Uiteindelijk stopte de trein op het stationnetje van Zweinsveld en verdrongen de leerlingen zich in de gangen in hun haast om buiten te komen; uilen krasten, katten mauwden en Marcels pad kwaakte luid onder zijn pet. Het was ijskoud op het piepkleine perronnetje en de regen striemde in ijzige vlagen om ons neer. "Eerstejaars, hierheen!" bulderde een vertrouwde stem. Ik, Harry, Ron en Hermelien draaide ons om en zagen het reusachtige silhouet van Hagrid aan de andere kant van het perron. Hij wenkte de doodsbange nieuwe leerlingen, die mee moesten voor hun traditionele tocht over het meer. "Alles kits?" brulde Hagrid over de hoofden van de leerlingen heen. We zwaaiden naar hem, maar kregen geen kans om iets te zeggen omdat de mensenmassa ons meevoerde naar het uiteinde van het perron. Ik, Harry, Ron en Hermelien volgde de andere leerlingen naar een oneffen modderig karrenspoor waar minstens honderd koetsen uit zichzelf op weg, hotsend en slingerend, in een lange stoet.
Het rook vaag naar schimmel en stro in de koets. Ik voelde me wat beter na die chocola, maar wel nog zwak en Harry zo te zien ook nog een beetje. Ron en Hermelien hielden ons stiekem in de gaten, alsof ze bang zijn dat we weer van ons stokje gaan. Terwijl de koets naar een prachtig smeedijzeren hek rolde, geflankeerd door de stenen zuilen met gevleugelde everzwijnen erop, zag ik twee reusachtige, in mantel en kap gehulde Dementors aan weerszijde van het hek op wacht staan. Een golf van kou en misselijkheid dreigde me opnieuw te overweldigen; ik leunde tegen de bobbelige bank, net zoals Harry, en kneep mijn ogen dicht tot we het hek gepasseerd waren. De koets begon sneller te rijden op de lange, zachte glooiende oprit naar het kasteel; Hermelien boog zich uit het kleine raam en keek hoe de vele torens en torentjes van Zweinstein dichterbij kwamen. Uiteindelijk kwam de koets wiegend tot stilstand en stapten Ron en Hermelien uit en ik volgde. Harry bleef nog een een paar seconde zitten.
Toen Harry ook de koets uitkwam, klonk plotseling een lijzige stem in mijn oor.
"Ben je flauwgevallen, potter? Is het waar wat Lubbermans zegt? En jij ook Destí? Je gaat zo veel met hun om dat je zelf ook zo begint te worden." Hij kwam een paar stappen dichter. Tot ik zijn warme adem in mijn nek voelde die al mijn nekhaartjes recht deed staan.

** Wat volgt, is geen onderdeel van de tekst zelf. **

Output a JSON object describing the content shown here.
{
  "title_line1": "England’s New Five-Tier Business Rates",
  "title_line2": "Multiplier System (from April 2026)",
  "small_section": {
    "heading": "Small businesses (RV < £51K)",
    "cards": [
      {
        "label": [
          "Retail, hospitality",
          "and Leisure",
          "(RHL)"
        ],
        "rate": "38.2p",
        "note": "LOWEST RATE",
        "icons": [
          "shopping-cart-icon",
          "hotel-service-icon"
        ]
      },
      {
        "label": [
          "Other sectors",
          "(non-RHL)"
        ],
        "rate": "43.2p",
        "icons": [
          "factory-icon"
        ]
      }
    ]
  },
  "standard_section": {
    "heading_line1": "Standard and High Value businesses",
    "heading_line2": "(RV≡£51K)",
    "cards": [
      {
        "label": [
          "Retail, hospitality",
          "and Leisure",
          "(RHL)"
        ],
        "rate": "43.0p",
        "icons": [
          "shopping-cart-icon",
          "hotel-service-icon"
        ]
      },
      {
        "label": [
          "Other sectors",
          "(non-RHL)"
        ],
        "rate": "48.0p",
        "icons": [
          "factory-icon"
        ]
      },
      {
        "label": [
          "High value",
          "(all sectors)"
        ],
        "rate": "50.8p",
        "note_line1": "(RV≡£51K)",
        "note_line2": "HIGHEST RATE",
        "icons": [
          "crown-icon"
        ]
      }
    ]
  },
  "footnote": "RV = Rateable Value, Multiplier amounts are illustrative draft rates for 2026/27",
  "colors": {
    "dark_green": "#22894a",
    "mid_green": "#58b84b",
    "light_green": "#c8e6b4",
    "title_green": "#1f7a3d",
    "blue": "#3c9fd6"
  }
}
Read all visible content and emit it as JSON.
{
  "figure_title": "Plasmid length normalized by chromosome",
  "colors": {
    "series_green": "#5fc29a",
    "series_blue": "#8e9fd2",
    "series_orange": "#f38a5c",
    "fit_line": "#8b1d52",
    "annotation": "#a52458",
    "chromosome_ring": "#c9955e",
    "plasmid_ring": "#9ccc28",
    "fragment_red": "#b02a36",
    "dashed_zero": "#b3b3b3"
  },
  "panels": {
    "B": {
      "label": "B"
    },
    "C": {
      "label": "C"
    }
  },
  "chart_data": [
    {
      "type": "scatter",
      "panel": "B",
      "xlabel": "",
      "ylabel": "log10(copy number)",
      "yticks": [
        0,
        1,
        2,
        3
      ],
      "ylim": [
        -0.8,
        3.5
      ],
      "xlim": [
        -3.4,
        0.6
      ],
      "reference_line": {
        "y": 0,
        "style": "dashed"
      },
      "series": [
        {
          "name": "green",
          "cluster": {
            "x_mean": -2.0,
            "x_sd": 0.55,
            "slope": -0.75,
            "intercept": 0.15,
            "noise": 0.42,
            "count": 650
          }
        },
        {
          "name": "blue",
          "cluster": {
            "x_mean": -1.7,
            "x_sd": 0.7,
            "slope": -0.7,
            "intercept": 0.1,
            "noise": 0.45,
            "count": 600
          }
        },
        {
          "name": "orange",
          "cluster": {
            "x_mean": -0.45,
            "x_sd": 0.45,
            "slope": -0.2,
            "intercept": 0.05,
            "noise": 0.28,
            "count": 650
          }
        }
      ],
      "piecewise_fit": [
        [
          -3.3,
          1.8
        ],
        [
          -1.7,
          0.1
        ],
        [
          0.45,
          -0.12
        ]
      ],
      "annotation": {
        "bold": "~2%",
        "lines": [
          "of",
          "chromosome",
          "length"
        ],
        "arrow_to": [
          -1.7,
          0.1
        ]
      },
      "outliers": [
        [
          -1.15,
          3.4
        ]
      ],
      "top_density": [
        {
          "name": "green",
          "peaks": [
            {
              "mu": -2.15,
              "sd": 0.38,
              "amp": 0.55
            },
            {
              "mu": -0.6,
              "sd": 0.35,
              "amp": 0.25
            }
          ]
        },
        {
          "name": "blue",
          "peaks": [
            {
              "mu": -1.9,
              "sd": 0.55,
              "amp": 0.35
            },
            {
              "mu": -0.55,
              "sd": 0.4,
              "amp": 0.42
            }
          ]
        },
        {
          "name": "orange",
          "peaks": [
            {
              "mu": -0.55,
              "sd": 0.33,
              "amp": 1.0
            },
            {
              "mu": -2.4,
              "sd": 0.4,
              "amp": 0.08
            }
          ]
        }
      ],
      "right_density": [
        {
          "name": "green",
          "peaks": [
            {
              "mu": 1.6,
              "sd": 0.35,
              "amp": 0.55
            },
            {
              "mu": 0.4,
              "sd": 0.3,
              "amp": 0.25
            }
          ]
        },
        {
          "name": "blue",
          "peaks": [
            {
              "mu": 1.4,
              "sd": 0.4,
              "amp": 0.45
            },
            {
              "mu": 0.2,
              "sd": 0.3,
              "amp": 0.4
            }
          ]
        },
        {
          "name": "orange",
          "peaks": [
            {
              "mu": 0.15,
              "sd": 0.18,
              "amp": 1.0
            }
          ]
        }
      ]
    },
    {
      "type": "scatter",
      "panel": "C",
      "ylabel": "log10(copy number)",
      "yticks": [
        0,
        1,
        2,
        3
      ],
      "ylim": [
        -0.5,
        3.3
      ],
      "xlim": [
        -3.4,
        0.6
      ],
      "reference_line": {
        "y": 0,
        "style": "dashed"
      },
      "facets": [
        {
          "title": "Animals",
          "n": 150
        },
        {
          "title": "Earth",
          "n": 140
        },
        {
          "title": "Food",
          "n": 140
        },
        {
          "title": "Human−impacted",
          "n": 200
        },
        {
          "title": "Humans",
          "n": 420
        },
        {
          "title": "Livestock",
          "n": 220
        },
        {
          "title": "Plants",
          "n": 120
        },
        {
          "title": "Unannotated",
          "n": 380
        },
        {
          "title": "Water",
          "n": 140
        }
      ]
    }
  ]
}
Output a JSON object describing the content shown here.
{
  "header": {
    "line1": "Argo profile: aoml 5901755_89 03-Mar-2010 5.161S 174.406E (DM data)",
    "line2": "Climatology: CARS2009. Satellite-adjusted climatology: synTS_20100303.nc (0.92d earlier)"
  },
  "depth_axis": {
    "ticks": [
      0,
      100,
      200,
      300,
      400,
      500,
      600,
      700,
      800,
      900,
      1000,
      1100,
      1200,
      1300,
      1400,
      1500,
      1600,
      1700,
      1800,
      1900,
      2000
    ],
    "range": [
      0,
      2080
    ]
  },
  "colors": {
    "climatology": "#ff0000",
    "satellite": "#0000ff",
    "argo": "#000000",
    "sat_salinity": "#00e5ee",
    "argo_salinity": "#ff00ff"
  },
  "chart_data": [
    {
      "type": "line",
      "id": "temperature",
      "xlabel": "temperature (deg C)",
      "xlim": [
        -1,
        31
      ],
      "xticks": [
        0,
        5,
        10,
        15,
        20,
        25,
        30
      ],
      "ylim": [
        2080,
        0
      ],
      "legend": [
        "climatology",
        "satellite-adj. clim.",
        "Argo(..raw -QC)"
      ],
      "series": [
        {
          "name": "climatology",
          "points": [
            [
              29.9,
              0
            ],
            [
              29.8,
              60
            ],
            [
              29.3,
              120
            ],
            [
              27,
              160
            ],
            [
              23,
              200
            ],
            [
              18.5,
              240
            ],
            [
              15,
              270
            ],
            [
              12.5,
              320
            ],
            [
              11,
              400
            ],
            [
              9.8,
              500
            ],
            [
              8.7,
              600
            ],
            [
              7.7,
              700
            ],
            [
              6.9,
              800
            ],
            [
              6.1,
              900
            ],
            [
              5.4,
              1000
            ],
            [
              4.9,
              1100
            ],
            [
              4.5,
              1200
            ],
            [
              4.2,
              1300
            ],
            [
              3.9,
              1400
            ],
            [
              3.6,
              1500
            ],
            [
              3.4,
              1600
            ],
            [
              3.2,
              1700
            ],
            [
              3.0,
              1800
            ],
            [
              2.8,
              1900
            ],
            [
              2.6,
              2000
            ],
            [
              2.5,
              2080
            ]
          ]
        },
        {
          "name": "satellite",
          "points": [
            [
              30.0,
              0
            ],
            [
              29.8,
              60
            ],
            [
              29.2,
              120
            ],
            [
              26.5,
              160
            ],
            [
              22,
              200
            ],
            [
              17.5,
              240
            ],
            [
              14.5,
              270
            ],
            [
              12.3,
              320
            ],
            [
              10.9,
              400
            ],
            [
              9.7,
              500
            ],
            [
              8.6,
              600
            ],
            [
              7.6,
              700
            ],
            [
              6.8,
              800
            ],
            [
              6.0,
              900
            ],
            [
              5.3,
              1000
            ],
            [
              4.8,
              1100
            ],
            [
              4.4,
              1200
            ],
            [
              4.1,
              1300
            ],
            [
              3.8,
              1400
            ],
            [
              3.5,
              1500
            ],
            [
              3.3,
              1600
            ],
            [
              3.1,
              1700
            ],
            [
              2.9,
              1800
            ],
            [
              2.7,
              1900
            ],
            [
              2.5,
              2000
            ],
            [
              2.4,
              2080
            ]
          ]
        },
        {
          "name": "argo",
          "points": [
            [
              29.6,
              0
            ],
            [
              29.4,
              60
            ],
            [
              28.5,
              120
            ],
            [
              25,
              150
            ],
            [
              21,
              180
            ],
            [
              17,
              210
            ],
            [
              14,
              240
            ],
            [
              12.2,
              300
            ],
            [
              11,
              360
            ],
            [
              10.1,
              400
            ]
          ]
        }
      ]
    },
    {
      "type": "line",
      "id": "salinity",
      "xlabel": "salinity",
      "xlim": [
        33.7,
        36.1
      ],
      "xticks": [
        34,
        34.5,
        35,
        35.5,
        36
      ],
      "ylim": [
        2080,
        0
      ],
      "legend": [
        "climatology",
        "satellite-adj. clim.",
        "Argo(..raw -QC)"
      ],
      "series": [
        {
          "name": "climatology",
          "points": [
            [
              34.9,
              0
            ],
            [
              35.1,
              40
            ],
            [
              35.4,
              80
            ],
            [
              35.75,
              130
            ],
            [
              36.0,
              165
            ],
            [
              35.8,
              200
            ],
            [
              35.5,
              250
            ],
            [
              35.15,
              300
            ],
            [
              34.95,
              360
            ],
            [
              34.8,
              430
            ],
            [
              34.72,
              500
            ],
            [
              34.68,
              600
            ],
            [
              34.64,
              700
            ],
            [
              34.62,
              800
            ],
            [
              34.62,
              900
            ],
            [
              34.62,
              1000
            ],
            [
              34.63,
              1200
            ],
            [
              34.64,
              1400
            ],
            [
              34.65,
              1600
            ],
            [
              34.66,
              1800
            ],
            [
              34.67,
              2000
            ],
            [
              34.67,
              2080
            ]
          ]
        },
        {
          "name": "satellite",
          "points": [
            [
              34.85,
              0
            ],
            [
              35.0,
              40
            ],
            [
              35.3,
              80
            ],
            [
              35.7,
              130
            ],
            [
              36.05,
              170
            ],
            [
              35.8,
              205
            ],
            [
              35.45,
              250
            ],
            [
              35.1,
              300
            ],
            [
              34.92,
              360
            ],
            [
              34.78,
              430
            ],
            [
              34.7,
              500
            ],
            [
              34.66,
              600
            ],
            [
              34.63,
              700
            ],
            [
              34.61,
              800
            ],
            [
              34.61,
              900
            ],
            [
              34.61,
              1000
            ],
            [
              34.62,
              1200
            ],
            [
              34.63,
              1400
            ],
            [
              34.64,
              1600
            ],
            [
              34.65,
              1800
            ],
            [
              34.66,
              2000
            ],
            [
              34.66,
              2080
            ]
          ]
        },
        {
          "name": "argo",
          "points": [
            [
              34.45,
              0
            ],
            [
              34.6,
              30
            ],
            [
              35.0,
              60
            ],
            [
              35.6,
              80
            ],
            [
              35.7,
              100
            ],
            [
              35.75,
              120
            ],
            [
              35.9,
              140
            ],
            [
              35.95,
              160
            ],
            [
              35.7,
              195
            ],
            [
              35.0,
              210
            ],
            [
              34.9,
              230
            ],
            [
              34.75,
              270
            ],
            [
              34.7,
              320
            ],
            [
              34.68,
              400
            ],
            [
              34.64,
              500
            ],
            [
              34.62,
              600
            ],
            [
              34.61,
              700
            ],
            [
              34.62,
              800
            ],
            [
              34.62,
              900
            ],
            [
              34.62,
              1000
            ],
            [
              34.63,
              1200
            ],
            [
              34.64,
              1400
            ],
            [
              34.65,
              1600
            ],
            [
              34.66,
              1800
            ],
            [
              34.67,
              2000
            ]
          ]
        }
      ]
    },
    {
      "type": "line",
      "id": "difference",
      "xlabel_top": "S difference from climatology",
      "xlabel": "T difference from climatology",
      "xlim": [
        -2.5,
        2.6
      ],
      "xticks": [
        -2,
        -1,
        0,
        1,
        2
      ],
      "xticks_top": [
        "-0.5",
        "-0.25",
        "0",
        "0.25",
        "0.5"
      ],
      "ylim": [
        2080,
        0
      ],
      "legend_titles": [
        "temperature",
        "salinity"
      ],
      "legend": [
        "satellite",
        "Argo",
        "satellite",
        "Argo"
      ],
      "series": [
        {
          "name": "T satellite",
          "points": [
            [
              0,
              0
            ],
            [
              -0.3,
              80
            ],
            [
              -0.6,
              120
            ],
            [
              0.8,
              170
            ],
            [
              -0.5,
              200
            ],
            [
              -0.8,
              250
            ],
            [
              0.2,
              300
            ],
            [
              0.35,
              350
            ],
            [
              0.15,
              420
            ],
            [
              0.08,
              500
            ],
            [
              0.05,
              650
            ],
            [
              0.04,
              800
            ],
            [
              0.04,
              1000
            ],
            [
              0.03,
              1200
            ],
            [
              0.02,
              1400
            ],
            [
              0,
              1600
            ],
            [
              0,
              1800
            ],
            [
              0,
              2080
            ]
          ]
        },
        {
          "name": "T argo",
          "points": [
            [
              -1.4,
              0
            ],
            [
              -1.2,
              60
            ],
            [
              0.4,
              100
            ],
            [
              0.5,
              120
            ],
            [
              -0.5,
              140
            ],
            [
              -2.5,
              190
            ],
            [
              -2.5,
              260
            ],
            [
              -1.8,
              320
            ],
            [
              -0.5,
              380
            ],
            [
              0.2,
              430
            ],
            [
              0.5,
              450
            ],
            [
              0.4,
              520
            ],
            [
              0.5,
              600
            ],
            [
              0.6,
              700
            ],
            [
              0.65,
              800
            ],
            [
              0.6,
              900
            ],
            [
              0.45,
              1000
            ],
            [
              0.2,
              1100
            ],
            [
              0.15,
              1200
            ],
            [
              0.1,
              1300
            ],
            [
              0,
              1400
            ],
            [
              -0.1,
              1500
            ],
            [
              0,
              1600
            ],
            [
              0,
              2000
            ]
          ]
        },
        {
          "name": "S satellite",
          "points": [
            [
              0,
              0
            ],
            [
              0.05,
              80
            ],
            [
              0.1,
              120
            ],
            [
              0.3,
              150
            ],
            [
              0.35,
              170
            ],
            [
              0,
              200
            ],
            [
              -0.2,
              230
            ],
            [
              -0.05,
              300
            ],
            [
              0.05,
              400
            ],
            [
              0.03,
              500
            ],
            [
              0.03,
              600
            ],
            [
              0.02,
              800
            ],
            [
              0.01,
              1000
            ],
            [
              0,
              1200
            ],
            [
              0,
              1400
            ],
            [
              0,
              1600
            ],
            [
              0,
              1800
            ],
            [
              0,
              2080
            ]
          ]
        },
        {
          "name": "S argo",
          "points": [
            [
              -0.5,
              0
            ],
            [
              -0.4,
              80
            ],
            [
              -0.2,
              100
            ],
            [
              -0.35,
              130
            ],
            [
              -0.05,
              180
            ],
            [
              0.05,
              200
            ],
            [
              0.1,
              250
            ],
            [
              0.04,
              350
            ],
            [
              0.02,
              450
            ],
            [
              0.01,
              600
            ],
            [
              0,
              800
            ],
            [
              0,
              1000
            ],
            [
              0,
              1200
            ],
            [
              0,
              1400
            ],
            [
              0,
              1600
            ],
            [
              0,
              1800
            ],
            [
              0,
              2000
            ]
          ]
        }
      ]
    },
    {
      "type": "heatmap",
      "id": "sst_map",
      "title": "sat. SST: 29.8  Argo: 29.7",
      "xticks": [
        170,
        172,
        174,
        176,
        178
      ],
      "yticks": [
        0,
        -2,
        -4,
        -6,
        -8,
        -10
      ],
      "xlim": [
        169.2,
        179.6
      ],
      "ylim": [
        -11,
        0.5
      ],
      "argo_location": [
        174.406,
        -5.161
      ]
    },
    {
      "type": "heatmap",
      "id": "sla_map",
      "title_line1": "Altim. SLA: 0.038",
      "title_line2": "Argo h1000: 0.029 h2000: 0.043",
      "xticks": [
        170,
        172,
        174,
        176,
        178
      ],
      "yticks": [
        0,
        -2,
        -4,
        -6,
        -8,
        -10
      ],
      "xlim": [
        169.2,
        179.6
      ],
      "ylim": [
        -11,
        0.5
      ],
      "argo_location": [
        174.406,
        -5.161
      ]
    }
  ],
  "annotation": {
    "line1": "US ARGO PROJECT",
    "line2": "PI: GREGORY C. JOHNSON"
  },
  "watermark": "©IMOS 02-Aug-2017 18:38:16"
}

Hij boog zich naar me toe en fluisterde iets in mijn oor. "Als je wilt kan ik daar verandering in breng. Het enige wet je hoeft te doen is hun laat gaan en mij in de plaats nemen." Malfidus trok zich terug, wrong zich langs Hermelien heen, ging onder aan het stenen bordes voor het kasteel staan en versperde onze weg. Hij leek opgetogen en zijn bleke ogen glinsterde boosaardig.
"Rot op, Malfidus!" siste Ron met op elkaar geklemde kaken.
"Ben jij ook flauwgevallen, Wemel?" riep Malfidus. "Was je ook zo bang van die enge Dementor?"
"Is er iets?" zei een milde stem. Professor Lupos was net uit de volgende koets gestapt. "Er is niks professor." stelde ik hem gerust. Hij knikt, keek nog even argwanend naar Malfidus maar liep toch naar binnen het kasteel in. Ik zuchte en draaide me naar Malfidus. "Ga jij nu ook is naar binnen. Of ik zal z'n 'enge' Dementor op je afsturen die je de Kus toedient. En zal je voor altijd alleen maar een hol lichaam zijn. Zonder een ziel, zonder gedachtes, zonder liefde. Of moet ik je pappie bellen zodat je naar binnen wordt gedragen als een echte baby." zei ik met een schijnheilige glimlach. Hij keek geschrokken en beende samen met Korzel en Kwast rap naar binnen.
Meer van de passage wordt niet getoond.